There is a moment in The Rape of Lucretia — just after Tarquinius has left and before Lucretia herself fully understands what has been done to her — where Britten’s chamber scoring achieves something almost unbearable in its delicacy. Eight strings, a handful of winds, harp, percussion: thirteen players in all. And yet the silence between the notes feels orchestral. That is Britten’s peculiar genius, and this album catches it.
The opera itself remains the most vexing of Britten’s stage works, which is saying something. He wrote it in 1946, the year after Peter Grimes had made him famous overnight, and in certain ways it shows him retreating from the exposed emotional terrain of that earlier masterpiece into a more formal, self-consciously literary structure. Ronald Duncan’s libretto is the culprit — or rather, the Christian frame Duncan insists on bolting to the outside of the story. The Male and Female Chorus aren’t merely narrators in the Greek sense; they are evangelists, forever insisting that Lucretia’s rape and suicide prefigure Christ’s suffering, that her degradation is somehow redeemable through theology. It’s a strange, strained argument, and Britten — who understood dramatic necessity as instinctively as any composer of his century — seems never to have fully questioned whether it served the work. It doesn’t. The interpolated Christian commentary doesn’t illuminate the action so much as it keeps interrupting it, throwing cold water on scenes that are already burning.
When the music is allowed simply to be music, Lucretia is extraordinary. The famous ride to Rome — Tarquinius’s horse galloping through the night toward his crime — generates propulsive, almost physical excitement through sheer rhythmic momentum and instrumental color. And the score’s quieter moments cut deeper still. Those harp harmonics evoking crickets in the opening scene, the low pizzicato glissandi in the bass that conjure bullfrogs croaking in the darkness — these are details so precise, so effortlessly right, that you wonder why anybody ever writes for a large orchestra at all.
Oliver Knussen is not a maestro one ordinarily associates with Britten’s theater. He has spent the better part of his career — justly celebrated — conducting his own music and that of his colleagues in the post-Messiaen generation. But here he turns out to be a natural. His tempos breathe. He understands that in a chamber opera, tension is built not through accumulated mass but through isolation — a single oboe line held a half-beat too long, a string chord released just before you expect it. The Aldeburgh Festival Ensemble plays with the kind of alert, lean transparency that Britten himself demanded from instrumentalists; these musicians know this sound world from the inside, and it shows in every phrase.
Ian Bostridge as the Male Chorus is simply indispensable. He is, as has been said by others, the closest thing we have to Peter Pears — not in timbre, exactly, but in the way he subordinates vocal display to textual meaning, the way a snarl or a sudden drop in dynamic can illuminate a word that a smoother tenor would merely decorate.
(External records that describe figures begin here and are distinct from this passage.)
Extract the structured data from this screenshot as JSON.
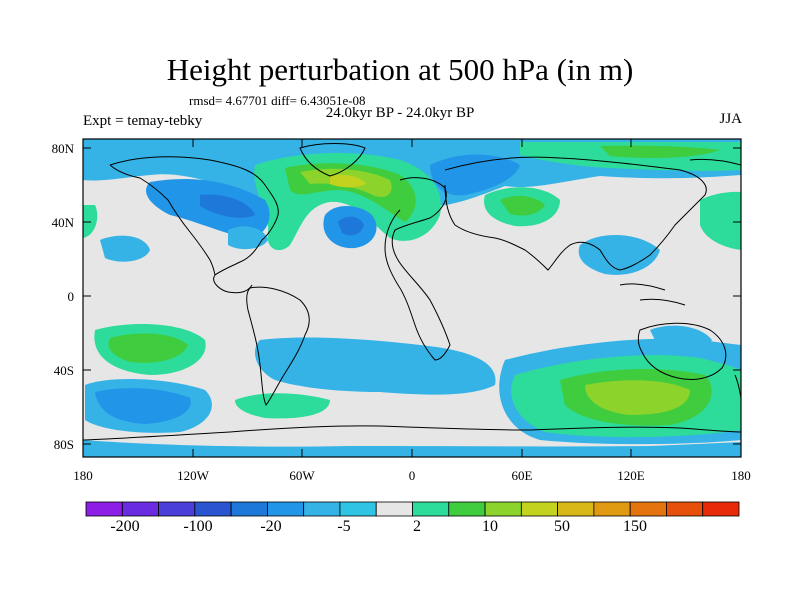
{
  "header": {
    "title": "Height perturbation at 500 hPa (in m)",
    "stats": "rmsd= 4.67701 diff= 6.43051e-08",
    "period": "24.0kyr BP - 24.0kyr BP",
    "experiment": "Expt = temay-tebky",
    "season": "JJA"
  },
  "axes": {
    "lat_labels": [
      "80N",
      "40N",
      "0",
      "40S",
      "80S"
    ],
    "lon_labels": [
      "180",
      "120W",
      "60W",
      "0",
      "60E",
      "120E",
      "180"
    ]
  },
  "colorbar": {
    "labels": [
      "-200",
      "-100",
      "-20",
      "-5",
      "2",
      "10",
      "50",
      "150"
    ],
    "colors": [
      "#8c1ee6",
      "#6a2ce0",
      "#4a3fd8",
      "#2a55d0",
      "#1e78d9",
      "#2196e8",
      "#35b3e6",
      "#2fc4e4",
      "#e6e6e6",
      "#2ddc9a",
      "#3fcc3f",
      "#8cd42c",
      "#c2d21e",
      "#d8b818",
      "#e09a12",
      "#e4740e",
      "#e6500a",
      "#e82a08"
    ]
  },
  "map": {
    "background_color": "#e6e6e6",
    "coastline_color": "#000000"
  }
}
His partnership with Pears and Britten, of course, runs only one direction through time — Bostridge inherits the tradition, he cannot have shaped it — but the inheritance is worn lightly, personally, convincingly.
Susan Gritton as the Female Chorus is harder to assess. Her voice is exquisite — warm, full, technically assured — but something in her approach keeps the emotional temperature slightly below where it needs to be. Next to Bostridge’s urgent engagement, she can seem at a remove from the drama, as though she is observing rather than participating. Whether this is a conscious interpretive choice or simply a matter of temperament I genuinely cannot say.
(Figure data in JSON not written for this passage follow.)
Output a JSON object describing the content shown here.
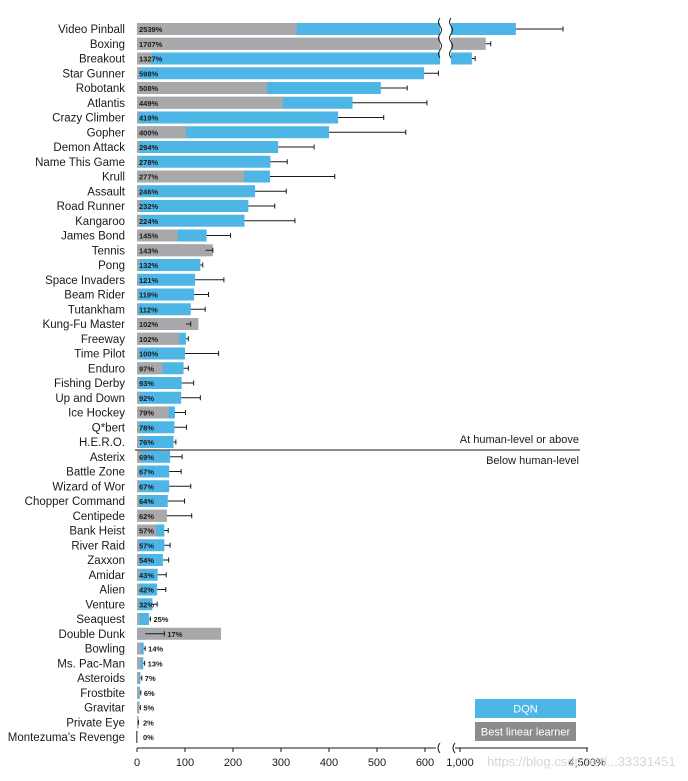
{
  "chart_data": {
    "type": "bar",
    "orientation": "horizontal",
    "title": "",
    "xlabel": "",
    "ylabel": "",
    "units": "% of human-level performance",
    "categories": [
      "Video Pinball",
      "Boxing",
      "Breakout",
      "Star Gunner",
      "Robotank",
      "Atlantis",
      "Crazy Climber",
      "Gopher",
      "Demon Attack",
      "Name This Game",
      "Krull",
      "Assault",
      "Road Runner",
      "Kangaroo",
      "James Bond",
      "Tennis",
      "Pong",
      "Space Invaders",
      "Beam Rider",
      "Tutankham",
      "Kung-Fu Master",
      "Freeway",
      "Time Pilot",
      "Enduro",
      "Fishing Derby",
      "Up and Down",
      "Ice Hockey",
      "Q*bert",
      "H.E.R.O.",
      "Asterix",
      "Battle Zone",
      "Wizard of Wor",
      "Chopper Command",
      "Centipede",
      "Bank Heist",
      "River Raid",
      "Zaxxon",
      "Amidar",
      "Alien",
      "Venture",
      "Seaquest",
      "Double Dunk",
      "Bowling",
      "Ms. Pac-Man",
      "Asteroids",
      "Frostbite",
      "Gravitar",
      "Private Eye",
      "Montezuma's Revenge"
    ],
    "series": [
      {
        "name": "DQN",
        "color": "#4db6e6",
        "labels": [
          "2539%",
          "1707%",
          "1327%",
          "598%",
          "508%",
          "449%",
          "419%",
          "400%",
          "294%",
          "278%",
          "277%",
          "246%",
          "232%",
          "224%",
          "145%",
          "143%",
          "132%",
          "121%",
          "119%",
          "112%",
          "102%",
          "102%",
          "100%",
          "97%",
          "93%",
          "92%",
          "79%",
          "78%",
          "76%",
          "69%",
          "67%",
          "67%",
          "64%",
          "62%",
          "57%",
          "57%",
          "54%",
          "43%",
          "42%",
          "32%",
          "25%",
          "17%",
          "14%",
          "13%",
          "7%",
          "6%",
          "5%",
          "2%",
          "0%"
        ],
        "values": [
          2539,
          1707,
          1327,
          598,
          508,
          449,
          419,
          400,
          294,
          278,
          277,
          246,
          232,
          224,
          145,
          143,
          132,
          121,
          119,
          112,
          102,
          102,
          100,
          97,
          93,
          92,
          79,
          78,
          76,
          69,
          67,
          67,
          64,
          62,
          57,
          57,
          54,
          43,
          42,
          32,
          25,
          17,
          14,
          13,
          7,
          6,
          5,
          2,
          0
        ],
        "error": [
          1300,
          140,
          90,
          30,
          55,
          155,
          95,
          160,
          75,
          35,
          135,
          65,
          55,
          105,
          50,
          15,
          5,
          60,
          30,
          30,
          10,
          5,
          70,
          10,
          25,
          40,
          22,
          25,
          5,
          25,
          25,
          45,
          35,
          52,
          8,
          12,
          12,
          18,
          18,
          10,
          3,
          40,
          3,
          3,
          3,
          2,
          2,
          1,
          0
        ]
      },
      {
        "name": "Best linear learner",
        "color": "#a8a8aa",
        "values": [
          333,
          1705,
          30,
          6,
          271,
          304,
          3,
          102,
          5,
          5,
          223,
          5,
          6,
          8,
          85,
          158,
          5,
          3,
          3,
          3,
          128,
          88,
          5,
          53,
          5,
          5,
          66,
          5,
          5,
          8,
          5,
          5,
          5,
          62,
          40,
          5,
          5,
          5,
          5,
          5,
          5,
          175,
          8,
          8,
          4,
          4,
          4,
          1,
          0
        ]
      }
    ],
    "axis": {
      "ticks": [
        "0",
        "100",
        "200",
        "300",
        "400",
        "500",
        "600",
        "1,000",
        "4,500%"
      ],
      "break_between": [
        "600",
        "1,000"
      ]
    },
    "separator": {
      "upper_label": "At human-level or above",
      "lower_label": "Below human-level"
    },
    "legend": [
      {
        "label": "DQN",
        "color": "#4db6e6"
      },
      {
        "label": "Best linear learner",
        "color": "#8c8c8e"
      }
    ],
    "legend_position": "bottom-right"
  },
  "watermark": "https://blog.csdn.net/...33331451"
}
The central roles are well served. Angelika Kirchschlager brings real dignity and interior weight to Lucretia — she doesn’t sentimentalize the character’s final hours, which is the right instinct. Peter Coleman-Wright’s Tarquinius is menacing without being cartoonish, which matters. And Christopher Purves, as the cuckolded Collatinus, manages to make grief feel genuine rather than operatically inflated.
This is, in short, about as good a case as one could currently make for Lucretia on disc — played with scrupulous care, conducted with real dramatic intelligence, and cast from strength in the roles that most need strength. Whether the opera itself ultimately earns such advocacy is a question this recording honestly cannot answer. But it asks the question beautifully.